Implementing securing AI rigorously often introduces latency, workflow friction, and tighter approval boundaries, requiring organisations to weigh faster agent execution against stronger control over what the system can see and do.

  • An AI coding assistant is blocked from reading production API keys, but can still suggest code by using read-only context from approved repositories.
  • An agentic support bot is allowed to draft account changes, yet every privileged action is routed through just-in-time approval and audit logging.
  • A document analysis model is prevented from retaining sensitive excerpts in prompts or logs, reducing the chance of secret reconstruction from historical interactions.
  • A security operations agent can query ticketing and detection systems, but its service account is constrained to least privilege and monitored as an NHI.
  • After an exposure event, teams use the LLMjacking research to map how compromised credentials can turn AI access into an attacker-controlled interface, then compare those findings with the access scoping guidance in the NIST Cybersecurity Framework 2.0.
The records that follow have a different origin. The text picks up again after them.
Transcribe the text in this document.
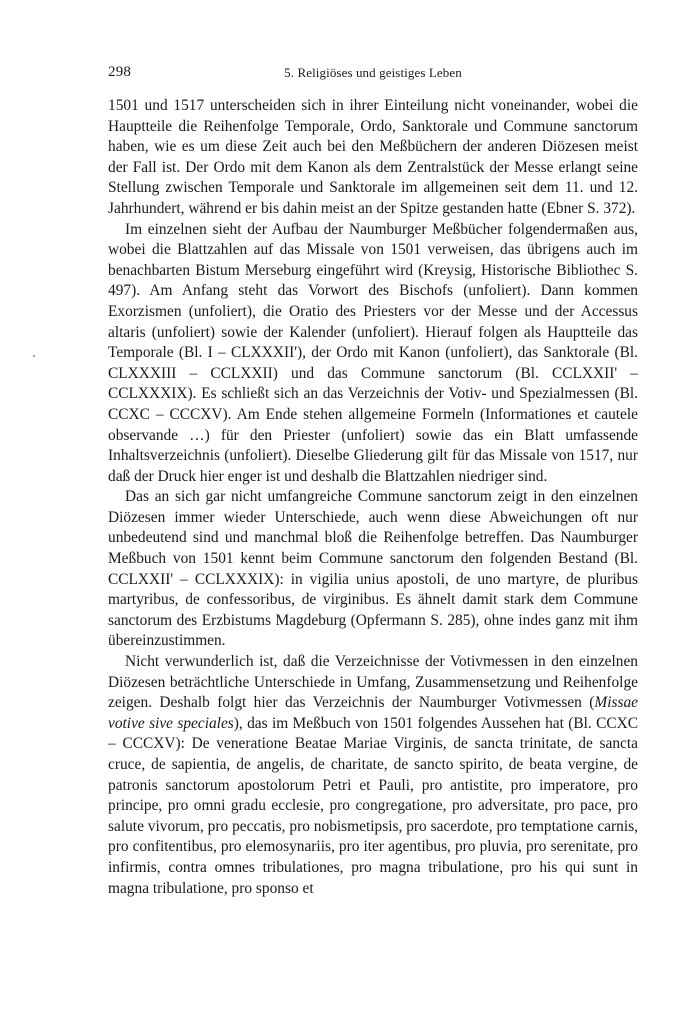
298	5. Religiöses und geistiges Leben

1501 und 1517 unterscheiden sich in ihrer Einteilung nicht voneinander, wobei die Hauptteile die Reihenfolge Temporale, Ordo, Sanktorale und Commune sanctorum haben, wie es um diese Zeit auch bei den Meßbüchern der anderen Diözesen meist der Fall ist. Der Ordo mit dem Kanon als dem Zentralstück der Messe erlangt seine Stellung zwischen Temporale und Sanktorale im allgemeinen seit dem 11. und 12. Jahrhundert, während er bis dahin meist an der Spitze gestanden hatte (Ebner S. 372).

Im einzelnen sieht der Aufbau der Naumburger Meßbücher folgendermaßen aus, wobei die Blattzahlen auf das Missale von 1501 verweisen, das übrigens auch im benachbarten Bistum Merseburg eingeführt wird (Kreysig, Historische Bibliothec S. 497). Am Anfang steht das Vorwort des Bischofs (unfoliert). Dann kommen Exorzismen (unfoliert), die Oratio des Priesters vor der Messe und der Accessus altaris (unfoliert) sowie der Kalender (unfoliert). Hierauf folgen als Hauptteile das Temporale (Bl. I – CLXXXII'), der Ordo mit Kanon (unfoliert), das Sanktorale (Bl. CLXXXIII – CCLXXII) und das Commune sanctorum (Bl. CCLXXII' – CCLXXXIX). Es schließt sich an das Verzeichnis der Votiv- und Spezialmessen (Bl. CCXC – CCCXV). Am Ende stehen allgemeine Formeln (Informationes et cautele observande …) für den Priester (unfoliert) sowie das ein Blatt umfassende Inhaltsverzeichnis (unfoliert). Dieselbe Gliederung gilt für das Missale von 1517, nur daß der Druck hier enger ist und deshalb die Blattzahlen niedriger sind.

Das an sich gar nicht umfangreiche Commune sanctorum zeigt in den einzelnen Diözesen immer wieder Unterschiede, auch wenn diese Abweichungen oft nur unbedeutend sind und manchmal bloß die Reihenfolge betreffen. Das Naumburger Meßbuch von 1501 kennt beim Commune sanctorum den folgenden Bestand (Bl. CCLXXII' – CCLXXXIX): in vigilia unius apostoli, de uno martyre, de pluribus martyribus, de confessoribus, de virginibus. Es ähnelt damit stark dem Commune sanctorum des Erzbistums Magdeburg (Opfermann S. 285), ohne indes ganz mit ihm übereinzustimmen.

Nicht verwunderlich ist, daß die Verzeichnisse der Votivmessen in den einzelnen Diözesen beträchtliche Unterschiede in Umfang, Zusammensetzung und Reihenfolge zeigen. Deshalb folgt hier das Verzeichnis der Naumburger Votivmessen (Missae votive sive speciales), das im Meßbuch von 1501 folgendes Aussehen hat (Bl. CCXC – CCCXV): De veneratione Beatae Mariae Virginis, de sancta trinitate, de sancta cruce, de sapientia, de angelis, de charitate, de sancto spirito, de beata vergine, de patronis sanctorum apostolorum Petri et Pauli, pro antistite, pro imperatore, pro principe, pro omni gradu ecclesie, pro congregatione, pro adversitate, pro pace, pro salute vivorum, pro peccatis, pro nobismetipsis, pro sacerdote, pro temptatione carnis, pro confitentibus, pro elemosynariis, pro iter agentibus, pro pluvia, pro serenitate, pro infirmis, contra omnes tribulationes, pro magna tribulatione, pro his qui sunt in magna tribulatione, pro sponso et
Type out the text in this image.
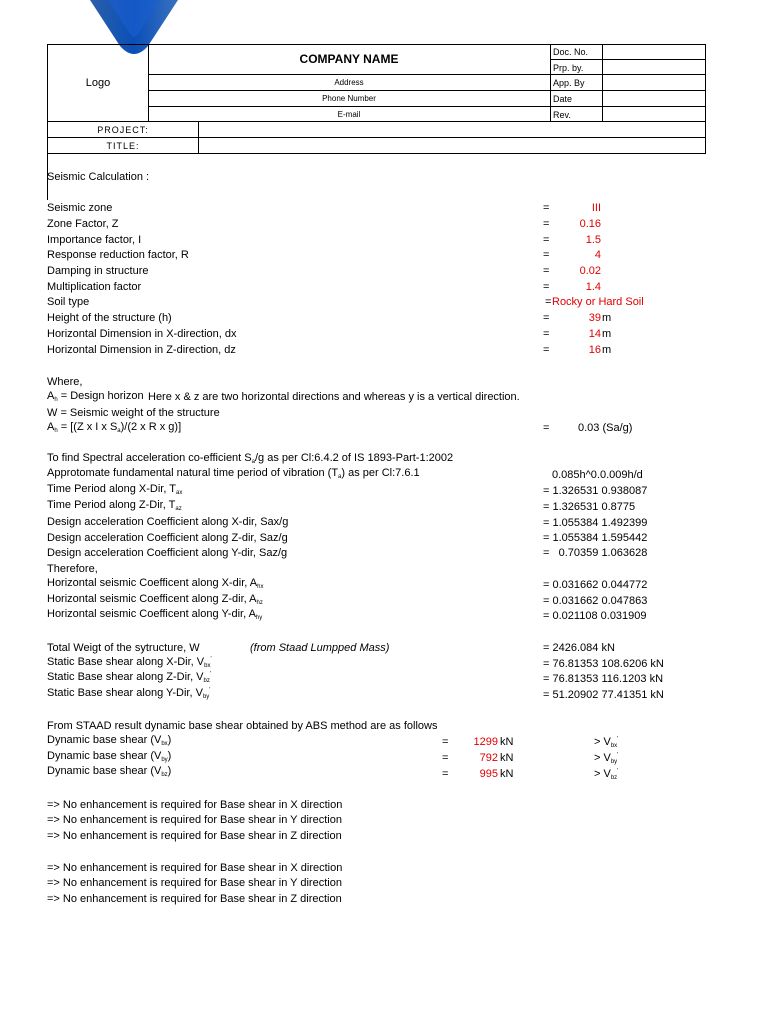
Logo
COMPANY NAME
Address
Phone Number
E-mail
Doc. No.
Prp. by.
App. By
Date
Rev.
PROJECT:
TITLE:
Seismic Calculation :
Seismic zone	=	III
Zone Factor, Z	=	0.16
Importance factor, I	=	1.5
Response reduction factor, R	=	4
Damping in structure	=	0.02
Multiplication factor	=	1.4
Soil type	= Rocky or Hard Soil
Height of the structure (h)	=	39 m
Horizontal Dimension in X-direction, dx	=	14 m
Horizontal Dimension in Z-direction, dz	=	16 m
Where,
$A_h$ = Design horizon Here x & z are two horizontal directions and whereas y is a vertical direction.
W = Seismic weight of the structure
$A_h = [(Z$ x I x $S_a)/(2$ x R x g)]	=	0.03 (Sa/g)
To find Spectral acceleration co-efficient $S_a/g$ as per Cl:6.4.2 of IS 1893-Part-1:2002
Approtomate fundamental natural time period of vibration $(T_a)$ as per Cl:7.6.1	0.085h^0.0.009h/d
Time Period along X-Dir, $T_{ax}$	= 1.326531 0.938087
Time Period along Z-Dir, $T_{az}$	= 1.326531 0.8775
Design acceleration Coefficient along X-dir, Sax/g	= 1.055384 1.492399
Design acceleration Coefficient along Z-dir, Saz/g	= 1.055384 1.595442
Design acceleration Coefficient along Y-dir, Saz/g	= 0.70359 1.063628
Therefore,
Horizontal seismic Coefficent along X-dir, $A_{hx}$	= 0.031662 0.044772
Horizontal seismic Coefficent along Z-dir, $A_{hz}$	= 0.031662 0.047863
Horizontal seismic Coefficent along Y-dir, $A_{hy}$	= 0.021108 0.031909
Total Weigt of the sytructure, W	(from Staad Lumpped Mass)	= 2426.084 kN
Static Base shear along X-Dir, $V_{bx}'$	= 76.81353 108.6206 kN
Static Base shear along Z-Dir, $V_{bz}'$	= 76.81353 116.1203 kN
Static Base shear along Y-Dir, $V_{by}'$	= 51.20902 77.41351 kN
From STAAD result dynamic base shear obtained by ABS method are as follows
Dynamic base shear $(V_{bx})$	=	1299 kN	> $V_{bx}'$
Dynamic base shear $(V_{by})$	=	792 kN	> $V_{by}'$
Dynamic base shear $(V_{bz})$	=	995 kN	> $V_{bz}'$
=> No enhancement is required for Base shear in X direction
=> No enhancement is required for Base shear in Y direction
=> No enhancement is required for Base shear in Z direction
=> No enhancement is required for Base shear in X direction
=> No enhancement is required for Base shear in Y direction
=> No enhancement is required for Base shear in Z direction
In practice, securing AI also includes restricting what the system can inherit from connected tools, since an agent with broad connector access can become a bridge into email, storage, or SaaS administration. The DeepSeek breach illustrates how AI-adjacent exposure can combine secret leakage, data exposure, and operational trust collapse in one incident, which is why runtime containment matters as much as model quality. Where AI touches identity workflows, permissions must be designed for the machine actor, not assumed from the human user behind it.

Why It Matters in NHI Security

Securing AI matters because AI systems increasingly behave like privileged service identities. If prompts, embeddings, connectors, or tool permissions are not controlled, the AI can become a path to secrets exfiltration, unauthorized API calls, and data poisoning. That creates a governance problem for NHI programs, since the AI may not be a user in the human sense, yet still exercises authority that must be bounded, logged, and reviewed.

NHIMG research shows how quickly credential exposure becomes operationally dangerous: when AWS credentials are exposed publicly, attackers attempt access within an average of 17 minutes, and as quickly as 9 minutes in some cases, as documented in LLMjacking: How Attackers Hijack AI Using Compromised NHIs. The same article also highlights the DeepSeek breach as a reminder that AI systems can expose both secrets and sensitive records when controls fail.

For practitioners, the lesson is that AI security is no longer just about content safety or prompt quality. It is about ensuring that the AI’s identity, permissions, and runtime constraints are treated as first-class security controls. Organisations typically encounter the consequences only after an agent has already called a sensitive API or leaked data into an external workflow, at which point securing AI becomes operationally unavoidable to address.

Standards & Framework Alignment

This section maps relevant standards and security frameworks to the operational risks and controls described in this guidance.

OWASP Non-Human Identity Top 10 and OWASP Agentic AI Top 10 address the attack and risk surface, while NIST CSF 2.0 set the governance and control requirements practitioners need to meet.

Framework Control / Reference Relevance
OWASP Non-Human Identity Top 10 NHI-02 Covers secret exposure and over-privileged NHI paths that AI agents can inherit.
OWASP Agentic AI Top 10 Defines agent risks such as prompt injection, tool abuse, and unsafe action execution.
NIST CSF 2.0 PR.AC-4 Maps to access control and least-privilege governance for AI-connected systems.

Apply least privilege to AI identities and review entitlements on a recurring schedule.